Autrement dit, la souveraineté monétaire recherchée se transforme en équilibre asymétrique.

Du côté chinois, la stratégie reste prudente mais constante. Le yuan progresse dans les échanges internationaux — représentant près de 29 % des règlements du commerce extérieur chinois en 2025 — sans pour autant rivaliser globalement avec le dollar. Pékin avance sans brusquer le système, préférant construire une alternative plutôt que provoquer une rupture.

Faut-il y voir la fin du dollar ? Non. Mais il serait tout aussi erroné d’ignorer ce qui se joue.

Ce que révèle la séquence 2022-2026, ce n’est pas l’effondrement d’un ordre monétaire, mais sa fragmentation.
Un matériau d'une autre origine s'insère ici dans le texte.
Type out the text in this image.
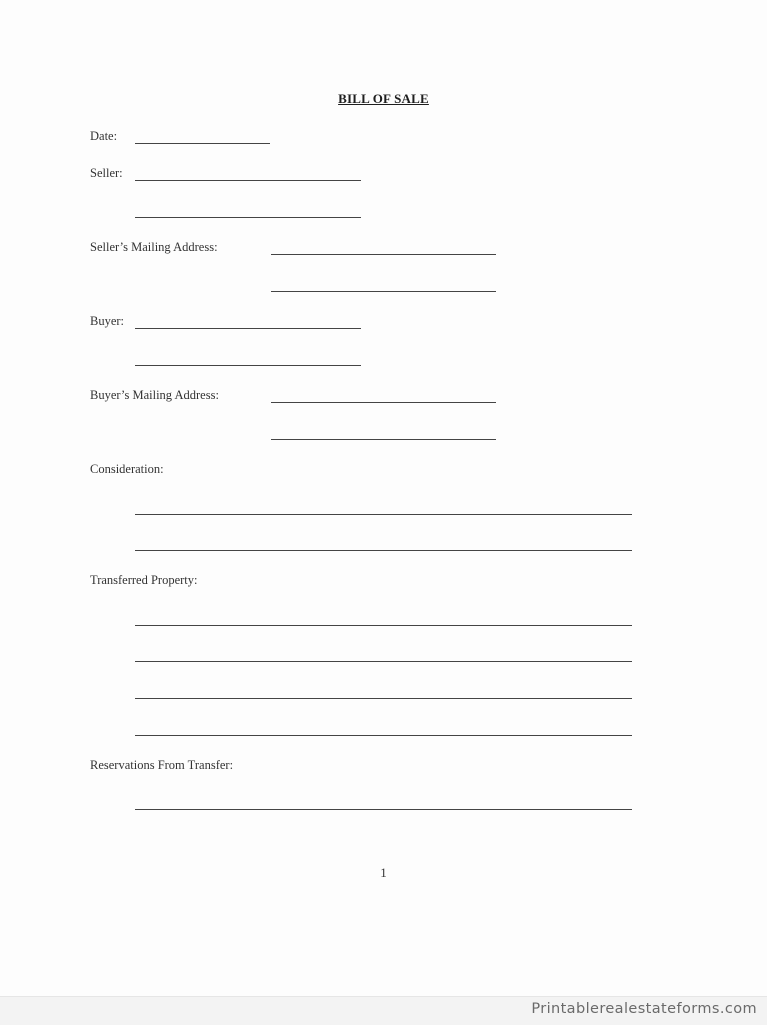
BILL OF SALE
Date:
Seller:
Seller’s Mailing Address:
Buyer:
Buyer’s Mailing Address:
Consideration:
Transferred Property:
Reservations From Transfer:
1
Printablerealestateforms.com
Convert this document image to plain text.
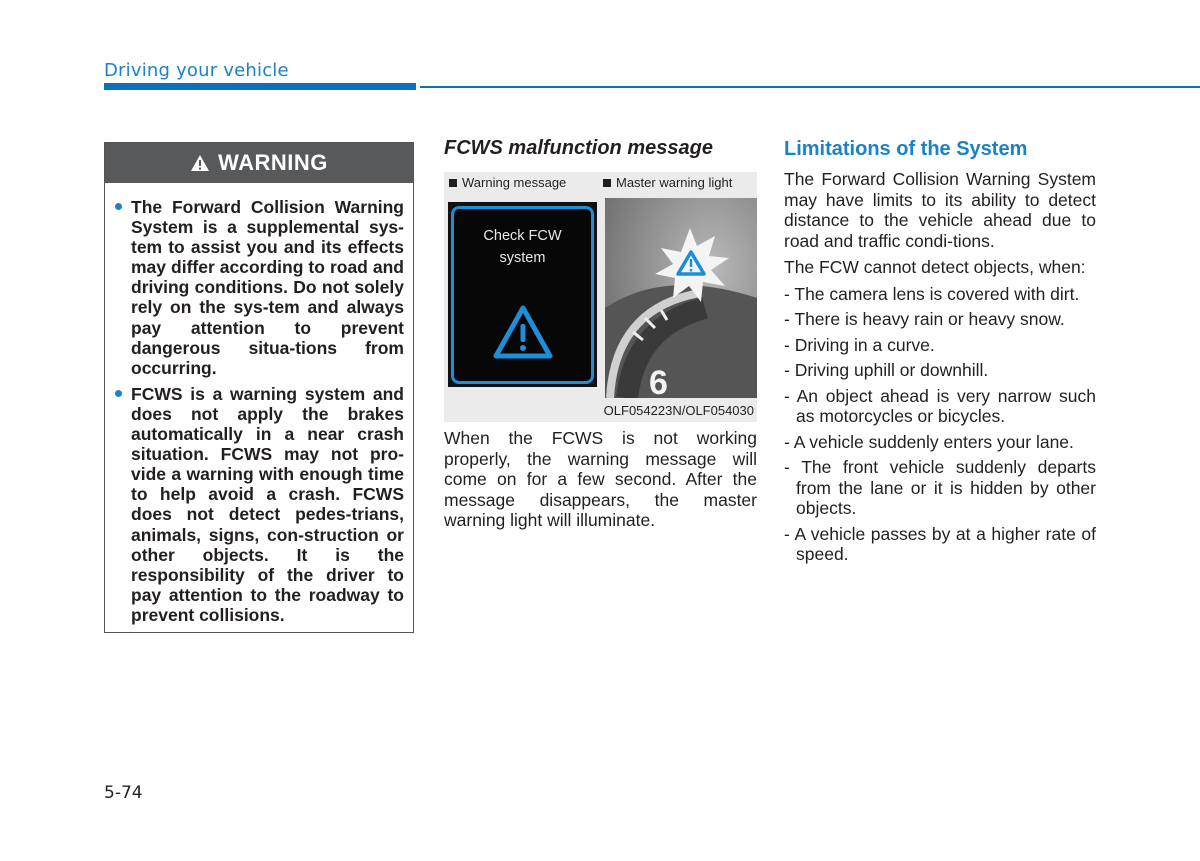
Driving your vehicle
WARNING
The Forward Collision Warning System is a supplemental sys-tem to assist you and its effects may differ according to road and driving conditions. Do not solely rely on the sys-tem and always pay attention to prevent dangerous situa-tions from occurring.
FCWS is a warning system and does not apply the brakes automatically in a near crash situation. FCWS may not pro-vide a warning with enough time to help avoid a crash. FCWS does not detect pedes-trians, animals, signs, con-struction or other objects. It is the responsibility of the driver to pay attention to the roadway to prevent collisions.
FCWS malfunction message
Warning message	Master warning light
Check FCW
system
6
OLF054223N/OLF054030
When the FCWS is not working properly, the warning message will come on for a few second. After the message disappears, the master warning light will illuminate.
Limitations of the System

The Forward Collision Warning System may have limits to its ability to detect distance to the vehicle ahead due to road and traffic condi-tions.

The FCW cannot detect objects, when:

- The camera lens is covered with dirt.
- There is heavy rain or heavy snow.
- Driving in a curve.
- Driving uphill or downhill.
- An object ahead is very narrow such as motorcycles or bicycles.
- A vehicle suddenly enters your lane.
- The front vehicle suddenly departs from the lane or it is hidden by other objects.
- A vehicle passes by at a higher rate of speed.
5-74
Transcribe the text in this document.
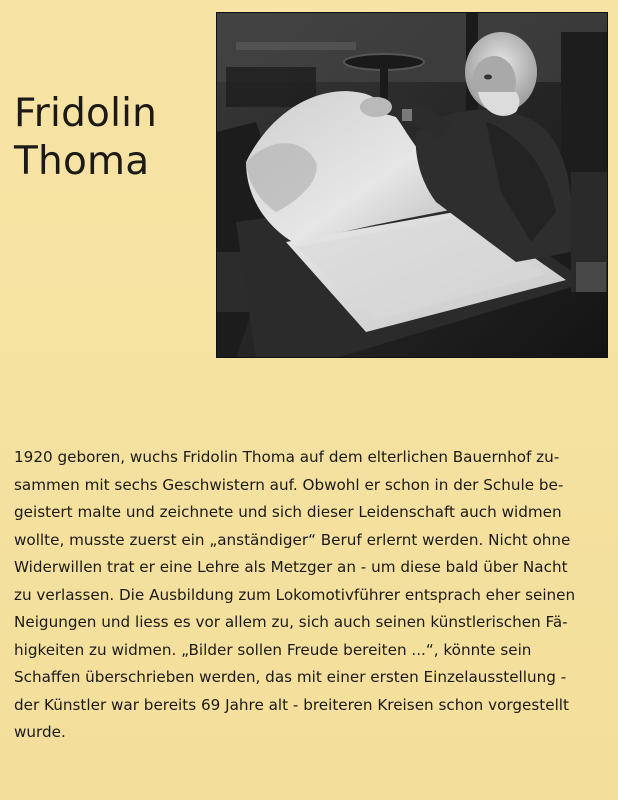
Fridolin
Thoma
1920 geboren, wuchs Fridolin Thoma auf dem elterlichen Bauernhof zu-
sammen mit sechs Geschwistern auf. Obwohl er schon in der Schule be-
geistert malte und zeichnete und sich dieser Leidenschaft auch widmen
wollte, musste zuerst ein „anständiger“ Beruf erlernt werden. Nicht ohne
Widerwillen trat er eine Lehre als Metzger an - um diese bald über Nacht
zu verlassen. Die Ausbildung zum Lokomotivführer entsprach eher seinen
Neigungen und liess es vor allem zu, sich auch seinen künstlerischen Fä-
higkeiten zu widmen. „Bilder sollen Freude bereiten ...“, könnte sein
Schaffen überschrieben werden, das mit einer ersten Einzelausstellung -
der Künstler war bereits 69 Jahre alt - breiteren Kreisen schon vorgestellt
wurde.
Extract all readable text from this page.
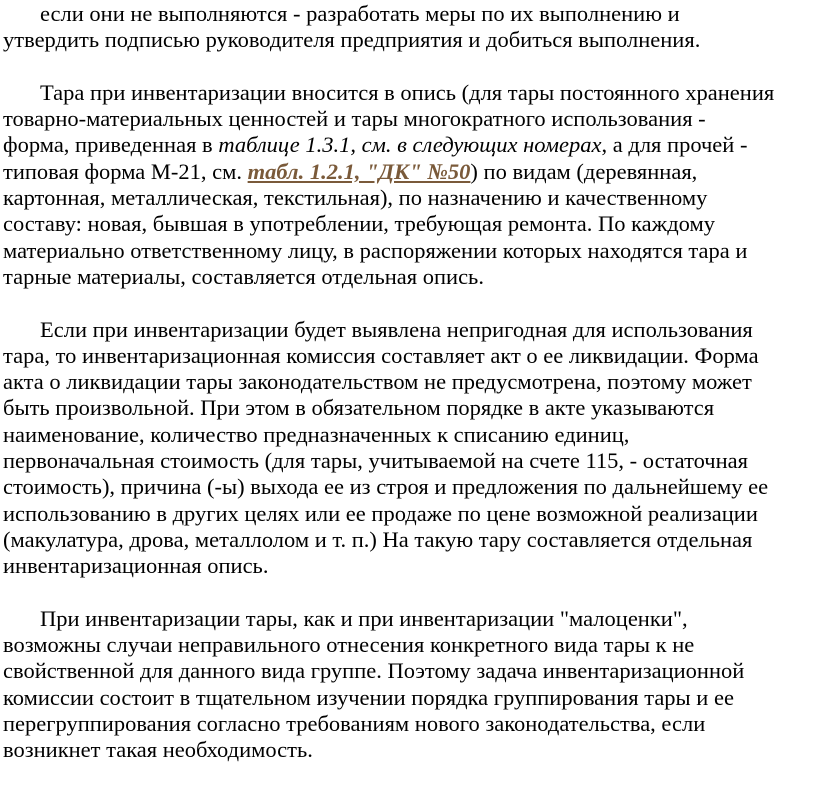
если они не выполняются - разработать меры по их выполнению и
утвердить подписью руководителя предприятия и добиться выполнения.
Тара при инвентаризации вносится в опись (для тары постоянного хранения
товарно-материальных ценностей и тары многократного использования -
форма, приведенная в таблице 1.3.1, см. в следующих номерах, а для прочей -
типовая форма М-21, см. табл. 1.2.1, "ДК" №50) по видам (деревянная,
картонная, металлическая, текстильная), по назначению и качественному
составу: новая, бывшая в употреблении, требующая ремонта. По каждому
материально ответственному лицу, в распоряжении которых находятся тара и
тарные материалы, составляется отдельная опись.
Если при инвентаризации будет выявлена непригодная для использования
тара, то инвентаризационная комиссия составляет акт о ее ликвидации. Форма
акта о ликвидации тары законодательством не предусмотрена, поэтому может
быть произвольной. При этом в обязательном порядке в акте указываются
наименование, количество предназначенных к списанию единиц,
первоначальная стоимость (для тары, учитываемой на счете 115, - остаточная
стоимость), причина (-ы) выхода ее из строя и предложения по дальнейшему ее
использованию в других целях или ее продаже по цене возможной реализации
(макулатура, дрова, металлолом и т. п.) На такую тару составляется отдельная
инвентаризационная опись.
При инвентаризации тары, как и при инвентаризации "малоценки",
возможны случаи неправильного отнесения конкретного вида тары к не
свойственной для данного вида группе. Поэтому задача инвентаризационной
комиссии состоит в тщательном изучении порядка группирования тары и ее
перегруппирования согласно требованиям нового законодательства, если
возникнет такая необходимость.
Là où le commerce international reposait largement sur une devise dominante, émergent désormais des sphères monétaires régionales, structurées par des rapports de puissance.

Le cas sino-russe en est l’illustration la plus aboutie à ce jour.

Pour la première fois depuis la fin de la guerre froide, une grande puissance commerce presque entièrement en dehors du dollar avec son principal partenaire. Et une autre, la Chine, teste à grande échelle l’usage international de sa monnaie, non pas comme substitut global, mais comme instrument d’influence ciblée.

Ce n’est pas une rupture spectaculaire. C’est un glissement stratégique.

Lent, contraint, mais profondément structurant.